LibriCrowd is a corpus of approximately 100 hours scripted English speech with both clean and noisy human transcriptions. The raw audio files and ground truth transcriptions are selected from a subset of the well-known LibriSpeech corpus. More information about the dataset statistics and baseline models trained on it can be found in our Paper "Human Transcription Quality Improvement"
- Human Transcription Error Detection and Correction:
The dataset contains crowdsourced human transcriptions at various noisy levels. The transcription quality is measured by the Transcription Word Error Rate (TWER) of noisy human transcriptions and the ground truth reference. The task is to improve crowdsourced human transcription quality by developing Confidence Estimation Models (CEMs) to detect human errors, and Error Correction Models (ECMs) to refine human transcriptions. The CEM performance is evaluated by error prediction accuracy (precision, recall, F1) at word or utterance level. The ECM performance is evaluated by the TWER reduction between the raw and refined human transcripitons.
- Robust Automatic Speech Recognition (ASR) System Evaluation:
The dataset can be used to finetune pretrained speech representations with the audio file and its human transcription text. The transcription has a clean version as well as a noisy version with a certain amount of human error. A robust ASR system is expect to have limited performance degradation when it's trained on nosiy data compared with the same model trained on clean data. The ASR system is evaluated by the Word Error Rate (WER %) of the ASR hypothesis compared to the ground truth reference.

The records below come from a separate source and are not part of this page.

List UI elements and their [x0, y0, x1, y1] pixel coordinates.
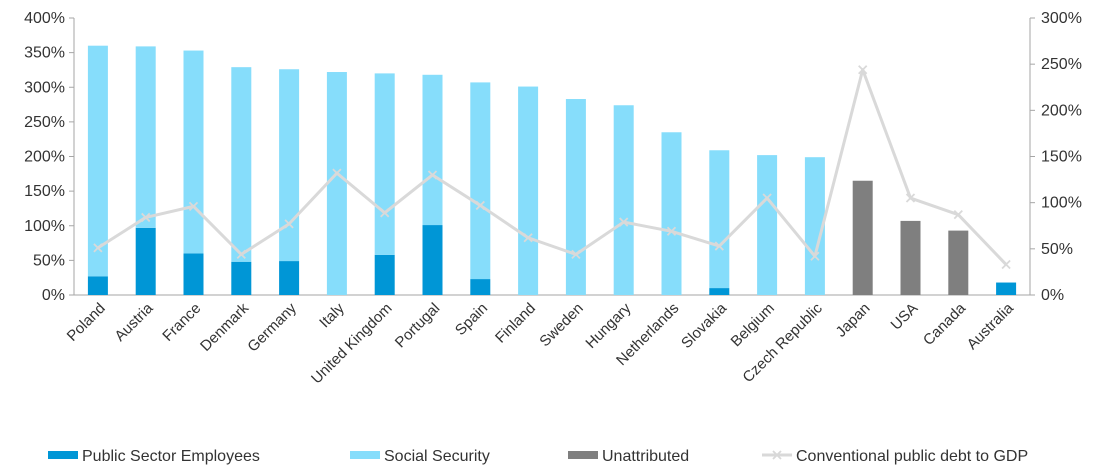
bar-unattributed-canada: [948, 230, 969, 295]
bar-social-security-united-kingdom: [374, 73, 395, 255]
debt-point-canada: [953, 210, 963, 220]
bar-public-sector-employees-united-kingdom: [374, 254, 395, 295]
legend-swatch: [48, 451, 78, 459]
bar-social-security-slovakia: [709, 150, 730, 289]
bar-social-security-austria: [135, 46, 156, 228]
debt-point-japan: [858, 65, 868, 75]
debt-point-italy: [332, 168, 342, 178]
bar-social-security-belgium: [757, 155, 778, 295]
debt-point-belgium: [762, 193, 772, 203]
legend-swatch: [350, 451, 380, 459]
category-label: Germany: [244, 299, 300, 355]
bar-social-security-poland: [87, 45, 108, 277]
y-right-tick-label: 100%: [1041, 195, 1082, 212]
bar-public-sector-employees-denmark: [231, 261, 252, 295]
bar-public-sector-employees-australia: [996, 282, 1017, 295]
bar-public-sector-employees-slovakia: [709, 288, 730, 295]
bar-public-sector-employees-portugal: [422, 225, 443, 295]
y-right-tick-label: 150%: [1041, 149, 1082, 166]
legend-label: Conventional public debt to GDP: [796, 448, 1028, 465]
category-label: Japan: [833, 300, 874, 341]
bar-public-sector-employees-france: [183, 253, 204, 295]
y-left-tick-label: 400%: [24, 10, 65, 27]
y-left-tick-label: 0%: [42, 287, 65, 304]
debt-point-united-kingdom: [380, 208, 390, 218]
category-label: Finland: [492, 300, 539, 347]
category-label: Italy: [316, 299, 348, 331]
debt-point-usa: [905, 193, 916, 203]
bar-public-sector-employees-austria: [135, 227, 156, 295]
debt-point-spain: [475, 200, 485, 211]
bar-social-security-portugal: [422, 74, 443, 226]
y-right-tick-label: 0%: [1041, 287, 1064, 304]
bars: [87, 45, 1017, 296]
legend-swatch: [568, 451, 598, 459]
category-label: USA: [887, 300, 921, 334]
bar-social-security-denmark: [231, 67, 252, 262]
bar-social-security-italy: [326, 72, 347, 295]
bar-public-sector-employees-germany: [279, 261, 300, 295]
bar-public-sector-employees-spain: [470, 279, 491, 295]
bar-social-security-netherlands: [661, 132, 682, 295]
legend-marker: [772, 450, 782, 460]
bar-social-security-france: [183, 50, 204, 254]
category-label: France: [159, 300, 204, 345]
bar-social-security-hungary: [613, 105, 634, 295]
debt-line-path: [97, 68, 1008, 266]
y-left-tick-label: 50%: [33, 252, 65, 269]
bar-public-sector-employees-poland: [87, 276, 108, 295]
debt-point-portugal: [427, 170, 438, 180]
legend-label: Public Sector Employees: [82, 448, 260, 465]
legend-label: Social Security: [384, 448, 490, 465]
category-label: Poland: [64, 300, 109, 345]
category-label: Slovakia: [678, 299, 731, 352]
y-left-tick-label: 350%: [24, 45, 65, 62]
y-left-tick-label: 150%: [24, 183, 65, 200]
bar-unattributed-usa: [900, 220, 921, 295]
bar-social-security-sweden: [565, 99, 586, 296]
category-label: Denmark: [197, 299, 252, 354]
bar-social-security-czech-republic: [804, 157, 825, 295]
debt-point-hungary: [619, 217, 629, 227]
category-label: Canada: [920, 299, 970, 349]
debt-line: [93, 65, 1011, 270]
category-label: United Kingdom: [308, 300, 395, 387]
category-label: Sweden: [536, 300, 586, 350]
category-label: Australia: [964, 299, 1018, 353]
axes: 0% 50% 100% 150% 200% 250% 300% 350% 400% 0% 50% 10…: [24, 10, 1082, 304]
legend: Public Sector Employees Social Security Un…: [48, 448, 1028, 465]
debt-point-austria: [141, 212, 151, 223]
y-left-tick-label: 100%: [24, 218, 65, 235]
debt-point-slovakia: [714, 241, 724, 251]
y-right-tick-label: 300%: [1041, 10, 1082, 27]
debt-point-australia: [1001, 259, 1011, 270]
debt-point-poland: [93, 243, 103, 253]
y-right-tick-label: 50%: [1041, 241, 1073, 258]
debt-point-sweden: [571, 249, 581, 260]
debt-point-denmark: [236, 249, 246, 260]
y-left-tick-label: 300%: [24, 79, 65, 96]
y-right-tick-label: 250%: [1041, 56, 1082, 73]
legend-label: Unattributed: [602, 448, 689, 465]
debt-point-germany: [284, 219, 294, 229]
y-right-tick-label: 200%: [1041, 102, 1082, 119]
category-label: Spain: [452, 300, 491, 339]
bar-unattributed-japan: [852, 180, 873, 295]
debt-point-czech-republic: [810, 251, 820, 261]
category-label: Portugal: [392, 300, 444, 352]
bar-social-security-spain: [470, 82, 491, 280]
debt-point-france: [188, 201, 199, 211]
y-left-tick-label: 200%: [24, 149, 65, 166]
bar-social-security-finland: [518, 86, 539, 296]
debt-point-netherlands: [666, 226, 677, 236]
category-label: Austria: [111, 299, 156, 344]
y-left-tick-label: 250%: [24, 114, 65, 131]
debt-point-finland: [523, 233, 533, 243]
bar-social-security-germany: [279, 69, 300, 262]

The controled noisy level (TWER %) can be obtained by randomly mixing the noisy human transcriptions with the ground truth reference. The robustness of ASR models is evaluated by using different levels of nosiy transcriptions as the training data, and then measure the WER.
This dataset can be split into three subsets. For training, the data is split into 'train-other-10h', 'train-other-60h', 'train-mixed-10h'; For evaluation, the data is split into 'dev-clean', 'dev-other', 'test-clean', 'test-other', which is the same as in the LibriSpeech dev/test subsets. The entire dataset contains approximately 100 hours of English speech. Detailed statistic is listed below:
Subset | # Utterances | speech hours | # Workers | # Responses |
---|---|---|---|---|
train-other-10h | 3165 | 10.0 | 1258 | 18673 |
train-other-60h | 17816 | 60.0 | 1136 | 20187 |
train-mixed-10h | 2763 | 9.8 | 616 | 14231 |
dev-clean | 2703 | 5.4 | 523 | 13994 |
test-clean | 2620 | 5.4 | 527 | 13587 |
dev-other | 2864 | 5.3 | 620 | 15235 |
test-other | 2939 | 5.1 | 989 | 15950 |
all | 34870 | 101.0 | 4433 | 111857 |
- The raw human transcriptions can be downloaded from
./transcription/raw/
- The processed human transcriptions can be downloaded from
./transcription/processed/
- The sample raw speech audio files can be listened from
./audio_sample/
- Full audio files can be downloaded from:
- train-mixed-10h.tar.gz [598M]
- train-other-10h.tar.gz [591M]
- train-other-60h.tar.gz [3.7G]
- dev-clean.tar.gz [337M]
- dev-other.tar.gz [314M]
- test-clean.tar.gz [346M]
- test-other.tar.gz [328M]
- LibriSpeech dataset is used under the CC BY 4.0 license.
- Libri-Light dataset is used under the the MIT license.
- LibriVox project is a free public domain audiobooks read by volunteers from around the world. All LibriVox Recordings are in the Public Domain and free to use without any restriction.